Commenting on the ability of right-wing media outlets on cable TV and more abundantly on the Internet to disseminate ideas of hate and intolerance against Muslim with belief that the followers of the faith have been conspiring to control the US, the study drew attention to the rhetoric of right-wing officials elected at a state and national level, who “put these myths as facts and then craft political fundraising campaigns and get-out-the-vote strategies based on debunked information about Muslims and Islam.”

The study also cited the politicians, think tanks, organizations and blogs that they believe have been influential in the spread of unfounded fears of Shariah taking over legal institutions in the US in depth, citing examples from speeches where famous US politicians render the Islamic faith a threat, and pointing to Islamic terrorism as the source of all evil in the country while turning a blind eye to the violence caused by non-Muslim assailants. In fact, according to the study, the “majority of terrorist plots in America since Sept. 11 have been committed by non-Muslims, particularly right-wing extremists and white supremacists.”

Politicians who promote fear-mongering in the country against Islam base their ideas on and mimic the language of so-called experts, who manufacture facts as they have been funded by particular organizations with “more than $42 million over ten years,” according to the report.

One of the ways politicians integrate the “manufactured facts” into the mainstream was believed to be through legislative actions and electoral debates, many of which make the news in the US and reach millions of viewers all over the world.

Acknowledging that the promoters of anti-Shariah legislations to be passed all over the country to defy the risks of Islam taking over US legal institutions “have failed to demonstrate a single case of Shariah infiltrating a US court,” the study claimed that the motive of the anti-Islamic crusade was to “create a distracting, fear-based political atmosphere in which conservatives are brave patriots and strong on defense, while liberals are weak and politically correct.” Furthermore, the findings of the study also revealed that the discourse stemming from the anti-Islam experts, campaigners and politicians in the US spread throughout the world, as clearly indicated by the references in the manifesto of the Norwegian anti-Islamic terrorist, who cited the US sources mentioned by the study over 100 times in his 1,500-page work of anti-Islamic propaganda.

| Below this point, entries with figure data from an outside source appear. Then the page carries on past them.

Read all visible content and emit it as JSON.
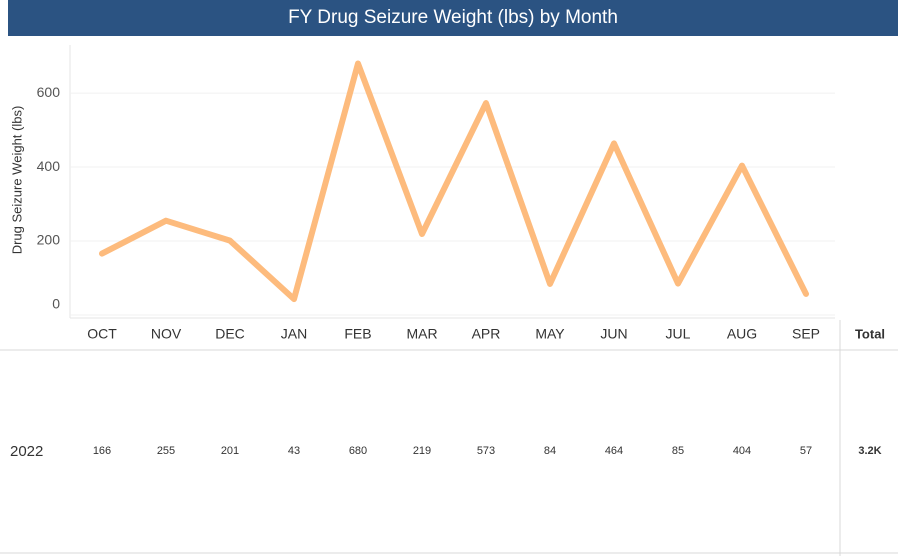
{
  "chart_data": {
    "type": "line",
    "title": "FY Drug Seizure Weight (lbs) by Month",
    "y_label": "Drug Seizure Weight (lbs)",
    "categories": [
      "OCT",
      "NOV",
      "DEC",
      "JAN",
      "FEB",
      "MAR",
      "APR",
      "MAY",
      "JUN",
      "JUL",
      "AUG",
      "SEP"
    ],
    "values": [
      166,
      255,
      201,
      43,
      680,
      219,
      573,
      84,
      464,
      85,
      404,
      57
    ],
    "color": "#fdbb7d",
    "ylim": [
      0,
      730
    ],
    "yticks": [
      0,
      200,
      400,
      600
    ],
    "grid": true,
    "total_header": "Total",
    "row_label": "2022",
    "total": "3.2K"
  }
}
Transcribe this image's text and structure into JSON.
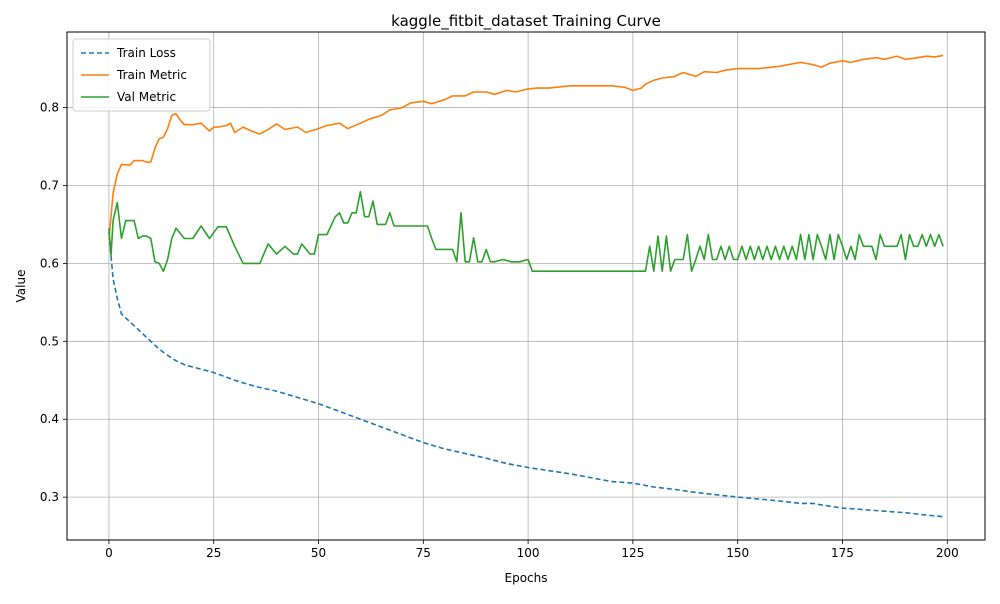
{
  "chart_data": {
    "type": "line",
    "title": "kaggle_fitbit_dataset Training Curve",
    "xlabel": "Epochs",
    "ylabel": "Value",
    "xlim": [
      -10,
      209
    ],
    "ylim": [
      0.245,
      0.897
    ],
    "xticks": [
      0,
      25,
      50,
      75,
      100,
      125,
      150,
      175,
      200
    ],
    "yticks": [
      0.3,
      0.4,
      0.5,
      0.6,
      0.7,
      0.8
    ],
    "grid": true,
    "legend_position": "top-left",
    "series": [
      {
        "name": "Train Loss",
        "color": "#1f77b4",
        "style": "dashed",
        "x": [
          0,
          1,
          2,
          3,
          4,
          6,
          8,
          10,
          12,
          14,
          16,
          18,
          20,
          25,
          30,
          35,
          40,
          45,
          50,
          55,
          60,
          65,
          70,
          75,
          80,
          85,
          90,
          95,
          100,
          110,
          120,
          125,
          130,
          135,
          140,
          150,
          160,
          165,
          168,
          170,
          175,
          180,
          185,
          190,
          195,
          199
        ],
        "y": [
          0.64,
          0.58,
          0.555,
          0.535,
          0.53,
          0.52,
          0.51,
          0.5,
          0.49,
          0.482,
          0.475,
          0.47,
          0.467,
          0.46,
          0.45,
          0.442,
          0.436,
          0.428,
          0.42,
          0.41,
          0.4,
          0.39,
          0.38,
          0.37,
          0.362,
          0.356,
          0.35,
          0.343,
          0.338,
          0.33,
          0.32,
          0.318,
          0.313,
          0.31,
          0.306,
          0.3,
          0.295,
          0.292,
          0.292,
          0.29,
          0.286,
          0.284,
          0.282,
          0.28,
          0.277,
          0.275
        ]
      },
      {
        "name": "Train Metric",
        "color": "#ff7f0e",
        "style": "solid",
        "x": [
          0,
          1,
          2,
          3,
          5,
          6,
          8,
          9,
          10,
          11,
          12,
          13,
          14,
          15,
          16,
          17,
          18,
          20,
          22,
          24,
          25,
          26,
          28,
          29,
          30,
          32,
          34,
          36,
          38,
          40,
          42,
          45,
          47,
          50,
          52,
          55,
          57,
          60,
          62,
          65,
          67,
          70,
          72,
          75,
          77,
          80,
          82,
          85,
          87,
          90,
          92,
          95,
          97,
          100,
          102,
          105,
          110,
          115,
          120,
          123,
          125,
          127,
          128,
          130,
          132,
          135,
          137,
          140,
          142,
          145,
          147,
          150,
          155,
          160,
          162,
          165,
          168,
          170,
          172,
          175,
          177,
          180,
          183,
          185,
          188,
          190,
          193,
          195,
          197,
          199
        ],
        "y": [
          0.63,
          0.69,
          0.715,
          0.727,
          0.726,
          0.732,
          0.732,
          0.73,
          0.73,
          0.748,
          0.76,
          0.762,
          0.773,
          0.79,
          0.792,
          0.784,
          0.778,
          0.778,
          0.78,
          0.77,
          0.775,
          0.775,
          0.777,
          0.78,
          0.768,
          0.775,
          0.77,
          0.766,
          0.772,
          0.779,
          0.772,
          0.775,
          0.768,
          0.773,
          0.777,
          0.78,
          0.773,
          0.78,
          0.785,
          0.79,
          0.797,
          0.8,
          0.806,
          0.808,
          0.805,
          0.81,
          0.815,
          0.815,
          0.82,
          0.82,
          0.817,
          0.822,
          0.82,
          0.824,
          0.825,
          0.825,
          0.828,
          0.828,
          0.828,
          0.826,
          0.822,
          0.825,
          0.83,
          0.835,
          0.838,
          0.84,
          0.845,
          0.84,
          0.846,
          0.845,
          0.848,
          0.85,
          0.85,
          0.853,
          0.855,
          0.858,
          0.855,
          0.852,
          0.857,
          0.86,
          0.858,
          0.862,
          0.864,
          0.862,
          0.866,
          0.862,
          0.864,
          0.866,
          0.865,
          0.867
        ]
      },
      {
        "name": "Val Metric",
        "color": "#2ca02c",
        "style": "solid",
        "x": [
          0,
          0.5,
          1,
          2,
          3,
          4,
          6,
          7,
          8,
          9,
          10,
          11,
          12,
          13,
          14,
          15,
          16,
          18,
          20,
          22,
          24,
          26,
          28,
          30,
          32,
          34,
          36,
          38,
          40,
          42,
          44,
          45,
          46,
          48,
          49,
          50,
          52,
          54,
          55,
          56,
          57,
          58,
          59,
          60,
          61,
          62,
          63,
          64,
          65,
          66,
          67,
          68,
          70,
          72,
          74,
          75,
          76,
          77,
          78,
          80,
          82,
          83,
          84,
          85,
          86,
          87,
          88,
          89,
          90,
          91,
          92,
          94,
          96,
          98,
          100,
          101,
          105,
          110,
          115,
          120,
          125,
          127,
          128,
          129,
          130,
          131,
          132,
          133,
          134,
          135,
          136,
          137,
          138,
          139,
          140,
          141,
          142,
          143,
          144,
          145,
          146,
          147,
          148,
          149,
          150,
          151,
          152,
          153,
          154,
          155,
          156,
          157,
          158,
          159,
          160,
          161,
          162,
          163,
          164,
          165,
          166,
          167,
          168,
          169,
          170,
          171,
          172,
          173,
          174,
          175,
          176,
          177,
          178,
          179,
          180,
          181,
          182,
          183,
          184,
          185,
          186,
          187,
          188,
          189,
          190,
          191,
          192,
          193,
          194,
          195,
          196,
          197,
          198,
          199
        ],
        "y": [
          0.645,
          0.61,
          0.655,
          0.678,
          0.632,
          0.655,
          0.655,
          0.632,
          0.635,
          0.635,
          0.632,
          0.602,
          0.6,
          0.59,
          0.605,
          0.632,
          0.645,
          0.632,
          0.632,
          0.648,
          0.632,
          0.647,
          0.647,
          0.622,
          0.6,
          0.6,
          0.6,
          0.625,
          0.612,
          0.622,
          0.612,
          0.612,
          0.625,
          0.612,
          0.612,
          0.637,
          0.637,
          0.66,
          0.665,
          0.652,
          0.652,
          0.665,
          0.665,
          0.692,
          0.66,
          0.66,
          0.68,
          0.65,
          0.65,
          0.65,
          0.665,
          0.648,
          0.648,
          0.648,
          0.648,
          0.648,
          0.648,
          0.632,
          0.618,
          0.618,
          0.618,
          0.602,
          0.665,
          0.602,
          0.602,
          0.633,
          0.602,
          0.602,
          0.618,
          0.602,
          0.602,
          0.605,
          0.602,
          0.602,
          0.605,
          0.59,
          0.59,
          0.59,
          0.59,
          0.59,
          0.59,
          0.59,
          0.59,
          0.622,
          0.59,
          0.635,
          0.59,
          0.635,
          0.59,
          0.605,
          0.605,
          0.605,
          0.637,
          0.59,
          0.605,
          0.622,
          0.605,
          0.637,
          0.605,
          0.605,
          0.622,
          0.605,
          0.622,
          0.605,
          0.605,
          0.622,
          0.605,
          0.622,
          0.605,
          0.622,
          0.605,
          0.622,
          0.605,
          0.622,
          0.605,
          0.622,
          0.605,
          0.622,
          0.605,
          0.637,
          0.605,
          0.637,
          0.605,
          0.637,
          0.622,
          0.605,
          0.637,
          0.605,
          0.637,
          0.622,
          0.605,
          0.622,
          0.605,
          0.637,
          0.622,
          0.622,
          0.622,
          0.605,
          0.637,
          0.622,
          0.622,
          0.622,
          0.622,
          0.637,
          0.605,
          0.637,
          0.622,
          0.622,
          0.637,
          0.622,
          0.637,
          0.622,
          0.637,
          0.622
        ]
      }
    ]
  }
}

Gülen schools subject to Islamophobic campaign

The study said the Eagle Forum, a movement that is entwining itself with the Islamophobia network, has labeled schools inspired by Turkish scholar Fethullah Gülen as a threat of radical Islam.

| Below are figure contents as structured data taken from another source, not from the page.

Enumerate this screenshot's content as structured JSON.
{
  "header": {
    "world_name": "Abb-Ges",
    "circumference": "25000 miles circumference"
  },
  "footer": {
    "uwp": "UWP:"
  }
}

Noting that the Eagle Forum partners with Brigitte Gabriel's ACT! for America and Frank Gaffney's Center for Security Policy to push anti-Muslim issues, particularly anti-Shariah hysteria, the study explained: “At its 2011 Eagle Forum conference in St. Louis, Missouri, for example, Gabriel, Gaffney, and others in the network revealed a new supposed threat: Muslim Gülen schools, which they claim would educate children through the lens of Islam and teach them to ‘hate Americans'.”

“Worse, the speakers alleged that President [Barack] Obama's support for charter school reforms was a back-door strategy for using taxpayer money to fund the schools,” it added. “Of course, Gülen schools are nothing of the sort. They are the product of moderate Turkish Muslim educators who want ‘a blend of religious faith and largely Western curriculum',” the study, nevertheless, maintained.